The UK nuclear industry was relieved to find that the Nuclear Decommissioning Authority (NDA) has been awarded an allocation of GBP8.62 over the next four years, a 30% increase in its income from the public purse, in the Comprehensive Spending Review (CSR) announced October 23rd. While Departments of Health, Education and International Development, were ring-fenced, expenditure by the Department of Energy and Climate Change (DECC), was not, and nuclear decommissioning – which consumes 40% of DECC’s budget - could have been subject to substantial cuts.

In the months between the May election and the CSR, the NDA and the nuclear industry had worked hard to convince the new government that cleaning up the nuclear legacy could not be put on the back burner.

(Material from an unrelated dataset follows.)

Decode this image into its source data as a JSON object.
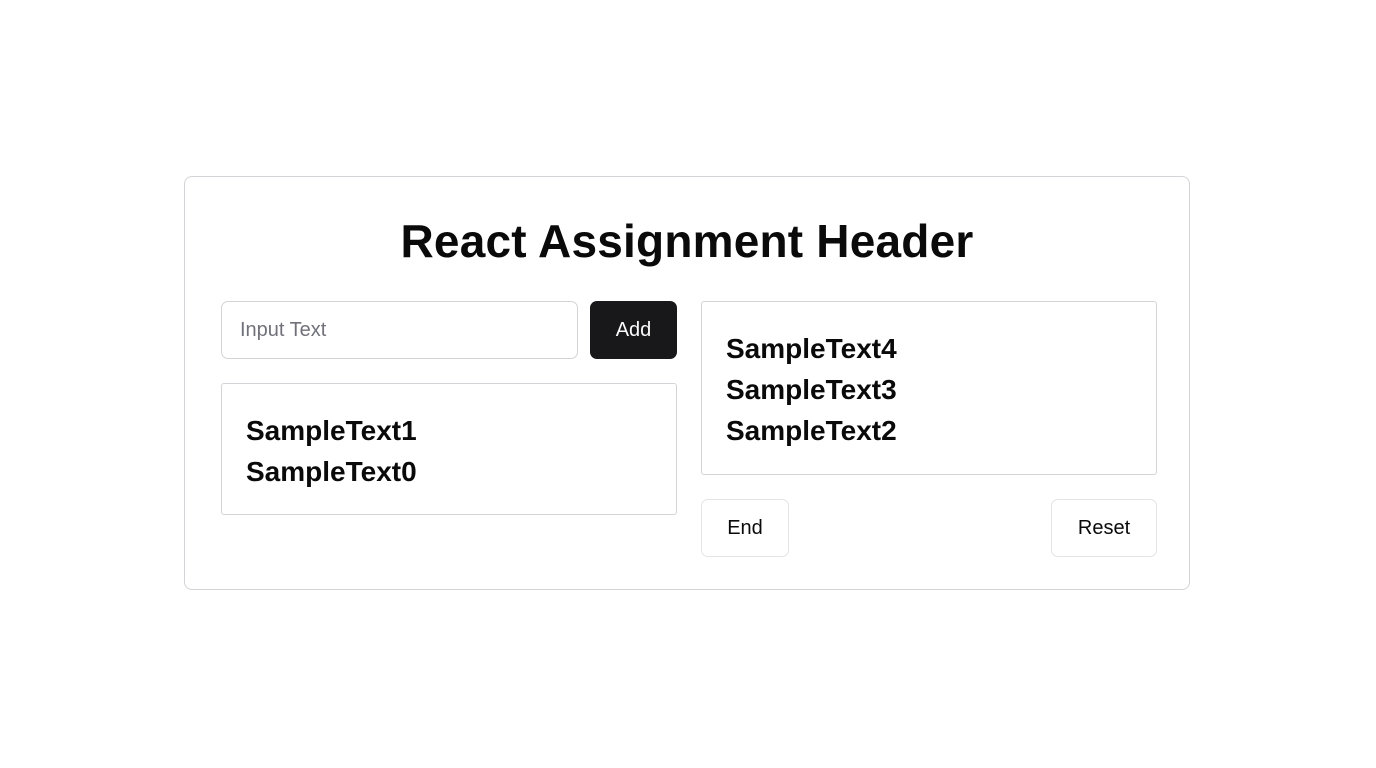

Clean up of high hazard legacy nuclear facilities largely escaped the hatchet because the coalition government recognises that failure to deal with nuclear hazards and waste could compromise public support for nuclear new build.

Energy Minister Charles Hendry told the autumn meeting of the Nuclear Development Forum that government commitment to nuclear clean up is part of the ‘social contract’ and is also a key enabler for new build. Government is keen to see new UK nuclear build to help meet its looming energy gap by providing a secure supply of low carbon electricity, but it says that private investment must meet the cost of the programme. However, it has pledged to clear the way for developers by removing potential barriers to investment, and establishing a regime for disposal of nuclear waste. Clean up of legacy sites and establishing a mechanism for dealing with higher activity radioactive waste can be seen in this context.

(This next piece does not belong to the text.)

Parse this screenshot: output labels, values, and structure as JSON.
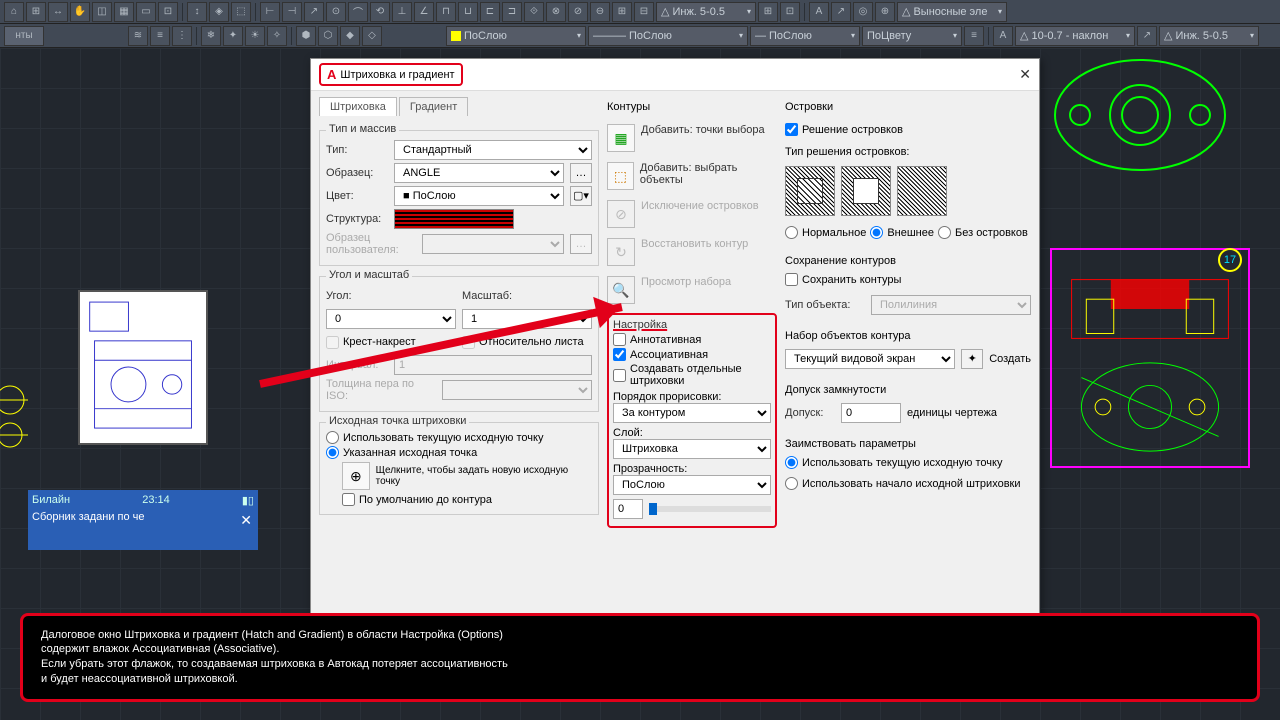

In discussions leading up to the CSR allocation, the NDA initially asked Treasury for GBP11.7bn to spend over the next four years, but subsequently revised this down to the GBP8.62bn which has been awarded.

The GBP8.62 award represents a 30% increase in its income from the public purse, up from the GBP6.4bn awarded for the last four years, but as the NDA’s income from Magnox stations’ electricity generation is diminishing, (while the operating lives of both Wylfa and Oldbury stations have been extended, both are due to cease generation by the end of 2012), it guarantees only a flat expenditure profile for decommissioning.

The revised spending plans include reducing the size of the NDA by around 30%, deferring some non-critical activity into future years; targeting sites to deliver tough efficiency targets, and setting ambitious targets for generating commercial income. NDA’s two new strap lines are : “Delivery through others” and, “Trust with consequences”. Site Licence Companies (SLCs) will be given more freedom to operate, and NDA looks to see more involvement of the Parent Body Organisations via increased ‘reachback’ for skills and expertise from the companies.